In questi giorni convulsi e delicati, in cui i bollettini registrano quotidianamente un continuo e repentino incremento delle persone affette dal coronavirus, l’Italia si ritrova in una situazione surreale, uno scenario inimmaginabile che ci lascia basiti e senza parole.

In tutto il mondo, giorno dopo giorno, alle diverse latitudini, ci si rende sempre più conto che, come proclamato qualche giorno fa dall’OMS, siamo in balia di una vera e propria pandemia che, in quanto tale, non può e non potrà che avere portata globale e che, con ogni probabilità, nelle prossime settimane potrebbe costringere tutti i Paesi a fare i conti con una diffusione difficilmente contenibile.

Mentre ci stringiamo ai nostri cari e ai nostri amici che vivono in Italia, noi Italiani all’estero constatiamo giorno dopo giorno di essere guardati con sospetto, di essere evitati, di essere discriminati da chi ci circonda, da chi incontriamo per strada o quando andiamo a fare la spesa, etc. Basta semplicemente la percezione del nostro accento e della nostra lingua a far scattare la paura, a farci apparire come “untori”. Ecco che le pagine del Manzoni e di chi ha descritto le terribili epidemie dei secoli scorsi si fanno, a tratti, drammaticamente attuali. Siamo diventati gli “altri”, coloro i quali possono contagiare, coloro i quali portano in sé il germe della malattia. Per una volta non sono le persone che provengono dalle aree più povere del mondo ad essere additate come tali, ma siamo noi, gli occidentali provenienti dai Paesi più progrediti del mondo, gli Europei, gli Italiani. E ci rendiamo conto  di come le nostre vite possano essere inaspettatamente sconvolte.

Di come la provenienza di una persona possa bastare a far scattare meccanismi di autodifesa e di stigma. Di come gli equilibri siano fragili.

Il nostro passaporto, quello italiano, è uno di quei documenti occidentali che ci permette di spostarci liberamente in giro per il mondo e di avere accesso a quasi tutti gli Stati. Oggi è lettera scarlatta. Il numero di Stati che di giorno in giorno vietano la nostra possibilità di accesso serrando la propria frontiera cresce senza sosta. Dinnanzi a questo scenario non possiamo che renderci conto di quanto le nostre certezze si sgretolino con facilità, come mai avremmo immaginato, come nel peggior film di fantascienza. Il virus ci fa toccare con mano cosa succede quando i porti e gli aeroporti li chiudono gli altri e quando siamo noi a restarne fuori.

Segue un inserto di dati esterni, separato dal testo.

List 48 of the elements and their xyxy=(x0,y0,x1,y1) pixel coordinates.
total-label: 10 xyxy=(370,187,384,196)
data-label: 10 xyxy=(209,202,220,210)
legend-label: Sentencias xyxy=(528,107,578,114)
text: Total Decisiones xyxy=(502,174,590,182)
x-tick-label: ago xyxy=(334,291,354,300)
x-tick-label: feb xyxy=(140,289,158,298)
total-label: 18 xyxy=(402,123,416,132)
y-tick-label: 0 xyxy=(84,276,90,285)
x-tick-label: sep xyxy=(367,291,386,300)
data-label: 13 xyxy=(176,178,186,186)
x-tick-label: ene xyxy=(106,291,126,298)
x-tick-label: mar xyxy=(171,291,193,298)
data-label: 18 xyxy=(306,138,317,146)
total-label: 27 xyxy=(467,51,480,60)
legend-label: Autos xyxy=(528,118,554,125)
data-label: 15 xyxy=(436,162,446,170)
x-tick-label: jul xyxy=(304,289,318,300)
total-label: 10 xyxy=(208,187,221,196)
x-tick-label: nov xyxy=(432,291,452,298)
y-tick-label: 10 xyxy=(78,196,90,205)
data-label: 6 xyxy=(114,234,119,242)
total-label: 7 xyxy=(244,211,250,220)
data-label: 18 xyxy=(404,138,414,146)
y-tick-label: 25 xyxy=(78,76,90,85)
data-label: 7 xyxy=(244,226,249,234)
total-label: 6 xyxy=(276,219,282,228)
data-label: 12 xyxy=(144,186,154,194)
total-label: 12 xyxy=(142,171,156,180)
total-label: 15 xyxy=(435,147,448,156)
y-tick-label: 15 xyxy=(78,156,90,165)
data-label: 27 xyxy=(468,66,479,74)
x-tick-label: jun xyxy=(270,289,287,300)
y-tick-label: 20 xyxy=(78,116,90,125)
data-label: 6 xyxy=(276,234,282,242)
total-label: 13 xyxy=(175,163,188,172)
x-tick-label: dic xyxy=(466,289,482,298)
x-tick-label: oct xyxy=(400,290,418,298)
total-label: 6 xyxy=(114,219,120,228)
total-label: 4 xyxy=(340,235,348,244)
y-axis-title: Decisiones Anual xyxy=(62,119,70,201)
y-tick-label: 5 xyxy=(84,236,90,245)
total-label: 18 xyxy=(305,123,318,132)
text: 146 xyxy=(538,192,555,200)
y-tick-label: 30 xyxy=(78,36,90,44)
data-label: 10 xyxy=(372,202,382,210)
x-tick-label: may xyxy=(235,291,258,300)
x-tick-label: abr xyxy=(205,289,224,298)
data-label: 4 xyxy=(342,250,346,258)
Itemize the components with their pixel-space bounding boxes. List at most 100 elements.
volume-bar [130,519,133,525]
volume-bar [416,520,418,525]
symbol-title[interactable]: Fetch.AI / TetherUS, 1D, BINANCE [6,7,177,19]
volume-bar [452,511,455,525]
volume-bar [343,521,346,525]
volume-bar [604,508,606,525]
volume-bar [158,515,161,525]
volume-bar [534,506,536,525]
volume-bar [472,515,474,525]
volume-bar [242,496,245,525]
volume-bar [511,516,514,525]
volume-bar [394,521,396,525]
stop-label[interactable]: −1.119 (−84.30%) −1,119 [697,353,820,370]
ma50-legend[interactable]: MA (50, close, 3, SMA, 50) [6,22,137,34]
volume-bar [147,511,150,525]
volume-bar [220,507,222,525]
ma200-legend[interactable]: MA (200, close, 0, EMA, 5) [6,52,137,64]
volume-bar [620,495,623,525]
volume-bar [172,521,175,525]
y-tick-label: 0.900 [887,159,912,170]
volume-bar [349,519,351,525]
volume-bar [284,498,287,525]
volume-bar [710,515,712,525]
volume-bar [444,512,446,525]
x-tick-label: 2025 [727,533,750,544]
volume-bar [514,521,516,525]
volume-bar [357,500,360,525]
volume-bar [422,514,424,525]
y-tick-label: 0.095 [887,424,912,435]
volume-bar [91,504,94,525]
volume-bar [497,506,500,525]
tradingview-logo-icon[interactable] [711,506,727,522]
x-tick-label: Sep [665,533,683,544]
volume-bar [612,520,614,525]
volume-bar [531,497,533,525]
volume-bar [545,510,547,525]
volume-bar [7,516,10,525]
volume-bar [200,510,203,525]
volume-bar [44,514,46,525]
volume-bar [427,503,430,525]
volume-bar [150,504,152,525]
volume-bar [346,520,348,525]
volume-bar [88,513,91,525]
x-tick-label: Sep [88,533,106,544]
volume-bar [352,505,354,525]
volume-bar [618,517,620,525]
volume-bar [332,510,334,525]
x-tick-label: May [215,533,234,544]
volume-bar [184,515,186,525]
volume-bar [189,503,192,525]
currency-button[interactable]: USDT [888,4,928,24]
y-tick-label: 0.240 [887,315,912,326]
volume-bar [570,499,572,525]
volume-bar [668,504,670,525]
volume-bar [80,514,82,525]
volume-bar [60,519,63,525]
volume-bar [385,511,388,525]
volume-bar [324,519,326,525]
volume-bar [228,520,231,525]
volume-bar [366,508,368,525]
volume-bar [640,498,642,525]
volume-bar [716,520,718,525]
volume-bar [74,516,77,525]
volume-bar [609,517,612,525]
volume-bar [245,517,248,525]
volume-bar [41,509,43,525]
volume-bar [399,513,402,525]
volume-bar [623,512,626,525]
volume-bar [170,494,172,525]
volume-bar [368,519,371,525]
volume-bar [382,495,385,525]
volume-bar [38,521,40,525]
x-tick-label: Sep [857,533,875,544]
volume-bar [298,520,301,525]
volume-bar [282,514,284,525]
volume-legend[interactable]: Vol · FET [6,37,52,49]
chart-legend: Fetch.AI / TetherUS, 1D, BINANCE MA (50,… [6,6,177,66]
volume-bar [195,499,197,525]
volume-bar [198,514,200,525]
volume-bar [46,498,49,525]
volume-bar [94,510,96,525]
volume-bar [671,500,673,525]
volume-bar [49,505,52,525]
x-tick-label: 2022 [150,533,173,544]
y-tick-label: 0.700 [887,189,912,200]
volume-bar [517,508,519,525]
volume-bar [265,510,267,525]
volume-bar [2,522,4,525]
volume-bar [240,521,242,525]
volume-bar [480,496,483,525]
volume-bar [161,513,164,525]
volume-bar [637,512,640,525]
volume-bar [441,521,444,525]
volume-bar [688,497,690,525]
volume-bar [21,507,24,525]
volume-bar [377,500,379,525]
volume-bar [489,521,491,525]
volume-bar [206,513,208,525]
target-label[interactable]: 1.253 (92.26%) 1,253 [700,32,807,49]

Stavolta gli “altri” siamo noi.

Una dolorosa esperienza che, una volta superata la tempesta, quando tutto tornerà alla normalità, spero possa farci provare empatia nei confronti di chi proviene da un’altra terra e viene rifiutato, isolato e discriminato. Che possa farci rendere conto di come siamo inermi e piccoli di fronte alla necessità di scappare da una minaccia o di non poter abbracciare i nostri cari. E di quanto in questi momenti sia necessario una mano tesa verso di noi. Un insegnamento che dovremmo fare nostro e che dovrebbe farci riflettere quando pensiamo a chi percepiamo come “altro” da noi.

Stringendomi a tutti a voi, nell’augurio di poter superare insieme questo difficile momento, spero che questa possa rivelarsi un’occasione di crescita umana e morale che ci permetta di riflettere sull’uguaglianza di ogni persona sulla base di una comune appartenenza al genere umano senza alcuna distinzione di etnia, religione, nazionalità o provenienza.